Reputation: 1086
I'm trying to parse an utf-8 json file in Perl. https://jsonlint.com/ says the json is valid. Still I get the error message:
malformed JSON string, neither tag, array, object, number, string or atom, at character offset 0 (before "\x{ef}\x{bb}\x{bf}{"...") at parse.pl line 15.
The code is:
use strict;
use utf8;
use JSON qw( );
my $filename = 'k2.json';
my $json_text = do {
open(my $json_fh, $filename) or die("Can't open $filename: $!\n");
local $/;
<$json_fh>
};
my $json = JSON->new;
my $data = $json->decode($json_text);
for ( @{$data->{data}} ) {
print $_->{lng}."\n";
}
The utf-8 coded json is:
{"data":
[{"lng":"19.03252602",
"lat":"47.49795914",
"display_name":"I. kerület (Attila út)",
"active":"1",
"url":"/hu/kormanyablakok/budapest/i-kerulet/i-kerulet-attila-ut/283"
}]
}
I see that (ef, bb, bf) are the three bytes that indicate that it's an utf-8 document, so I don't understand what JSON package is missing here. How can I make it work?

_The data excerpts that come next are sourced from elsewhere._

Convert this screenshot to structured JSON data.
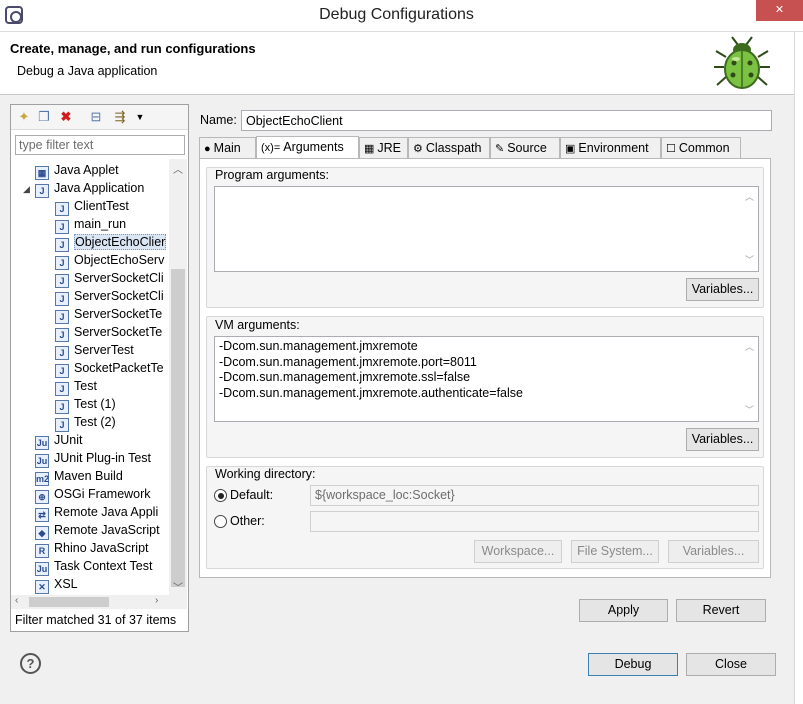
{
  "window": {
    "title": "Debug Configurations",
    "close": "✕"
  },
  "header": {
    "title": "Create, manage, and run configurations",
    "subtitle": "Debug a Java application"
  },
  "left": {
    "filter_placeholder": "type filter text",
    "status": "Filter matched 31 of 37 items",
    "tree": [
      {
        "label": "Java Applet",
        "icon": "java-applet-icon",
        "glyph": "▦",
        "level": 1
      },
      {
        "label": "Java Application",
        "icon": "java-application-icon",
        "glyph": "J",
        "level": 1,
        "expanded": true
      },
      {
        "label": "ClientTest",
        "icon": "java-launch-icon",
        "glyph": "J",
        "level": 2
      },
      {
        "label": "main_run",
        "icon": "java-launch-icon",
        "glyph": "J",
        "level": 2
      },
      {
        "label": "ObjectEchoClier",
        "icon": "java-launch-icon",
        "glyph": "J",
        "level": 2,
        "selected": true
      },
      {
        "label": "ObjectEchoServ",
        "icon": "java-launch-icon",
        "glyph": "J",
        "level": 2
      },
      {
        "label": "ServerSocketCli",
        "icon": "java-launch-icon",
        "glyph": "J",
        "level": 2
      },
      {
        "label": "ServerSocketCli",
        "icon": "java-launch-icon",
        "glyph": "J",
        "level": 2
      },
      {
        "label": "ServerSocketTe",
        "icon": "java-launch-icon",
        "glyph": "J",
        "level": 2
      },
      {
        "label": "ServerSocketTe",
        "icon": "java-launch-icon",
        "glyph": "J",
        "level": 2
      },
      {
        "label": "ServerTest",
        "icon": "java-launch-icon",
        "glyph": "J",
        "level": 2
      },
      {
        "label": "SocketPacketTe",
        "icon": "java-launch-icon",
        "glyph": "J",
        "level": 2
      },
      {
        "label": "Test",
        "icon": "java-launch-icon",
        "glyph": "J",
        "level": 2
      },
      {
        "label": "Test (1)",
        "icon": "java-launch-icon",
        "glyph": "J",
        "level": 2
      },
      {
        "label": "Test (2)",
        "icon": "java-launch-icon",
        "glyph": "J",
        "level": 2
      },
      {
        "label": "JUnit",
        "icon": "junit-icon",
        "glyph": "Ju",
        "level": 1
      },
      {
        "label": "JUnit Plug-in Test",
        "icon": "junit-plugin-icon",
        "glyph": "Ju",
        "level": 1
      },
      {
        "label": "Maven Build",
        "icon": "maven-icon",
        "glyph": "m2",
        "level": 1
      },
      {
        "label": "OSGi Framework",
        "icon": "osgi-icon",
        "glyph": "⊕",
        "level": 1
      },
      {
        "label": "Remote Java Appli",
        "icon": "remote-java-icon",
        "glyph": "⇄",
        "level": 1
      },
      {
        "label": "Remote JavaScript",
        "icon": "remote-javascript-icon",
        "glyph": "◆",
        "level": 1
      },
      {
        "label": "Rhino JavaScript",
        "icon": "rhino-icon",
        "glyph": "R",
        "level": 1
      },
      {
        "label": "Task Context Test",
        "icon": "task-context-icon",
        "glyph": "Ju",
        "level": 1
      },
      {
        "label": "XSL",
        "icon": "xsl-icon",
        "glyph": "✕",
        "level": 1
      }
    ]
  },
  "config": {
    "name_label": "Name:",
    "name_value": "ObjectEchoClient",
    "tabs": [
      {
        "label": "Main",
        "icon": "main-tab-icon",
        "glyph": "●"
      },
      {
        "label": "Arguments",
        "icon": "arguments-tab-icon",
        "glyph": "(x)=",
        "active": true
      },
      {
        "label": "JRE",
        "icon": "jre-tab-icon",
        "glyph": "▦"
      },
      {
        "label": "Classpath",
        "icon": "classpath-tab-icon",
        "glyph": "⚙"
      },
      {
        "label": "Source",
        "icon": "source-tab-icon",
        "glyph": "✎"
      },
      {
        "label": "Environment",
        "icon": "environment-tab-icon",
        "glyph": "▣"
      },
      {
        "label": "Common",
        "icon": "common-tab-icon",
        "glyph": "☐"
      }
    ],
    "program_args": {
      "label": "Program arguments:",
      "value": "",
      "variables": "Variables..."
    },
    "vm_args": {
      "label": "VM arguments:",
      "lines": [
        "-Dcom.sun.management.jmxremote",
        "-Dcom.sun.management.jmxremote.port=8011",
        "-Dcom.sun.management.jmxremote.ssl=false",
        "-Dcom.sun.management.jmxremote.authenticate=false"
      ],
      "variables": "Variables..."
    },
    "working_dir": {
      "label": "Working directory:",
      "default_label": "Default:",
      "default_value": "${workspace_loc:Socket}",
      "other_label": "Other:",
      "other_value": "",
      "workspace": "Workspace...",
      "file_system": "File System...",
      "variables": "Variables..."
    },
    "apply": "Apply",
    "revert": "Revert"
  },
  "footer": {
    "help": "?",
    "debug": "Debug",
    "close": "Close"
  }
}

Specifying "<:encoding(UTF-8)" at opening the file did not help either...
Upvotes: 0
Views: 1255
Reputation: 385867
use strict;
use warnings qw( all );
use utf8;
use open ':std', ':encoding(UTF-8)';
use feature qw( say );
use JSON qw( );
my $filename = 'k2.json';
my $json_text = do {
open(my $json_fh, '<', $filename)
or die("Can't open $filename: $!\n");
local $/;
<$json_fh>
};
$json_text =~ s/^\N{BOM}//;
my $data = JSON->new->decode($json_text);
say $_->{lng} for @{ $data->{data} };
or
use strict;
use warnings qw( all );
use utf8;
use open ':std', ':encoding(UTF-8)';
use feature qw( say );
use File::BOM qw( open_bom );
use JSON qw( );
my $filename = 'k2.json';
my $json_text = do {
open_bom(my $fh, $file, ':encoding(UTF-8)')
or die("Can't open $filename: $!\n");
local $/;
<$json_fh>
};
my $data = JSON->new->decode($json_text);
say $_->{lng} for @{ $data->{data} };
Notes:
use open ':std', ':encoding(UTF-8)';
causes printing STDOUT to encode using UTF-8. This will be required to print the display_name
in your example.
It also sets the default encoding that's used to decode the JSON file in the first snippet.
I left in use utf8;
, but it doesn't do anything since the source code is entirely ASCII.
Upvotes: 1
Reputation: 118605
JSON
does not expect input to have the byte order mark. Strip it before you run the JSON decoder.
$json_text =~ s/^[^\x00-\x7f]+//;
my $data = $json->decode($json_text);
The byte-order mark was not pasted to JSONlint, so JSONlint was not evaluating the same document that you have.
Upvotes: 2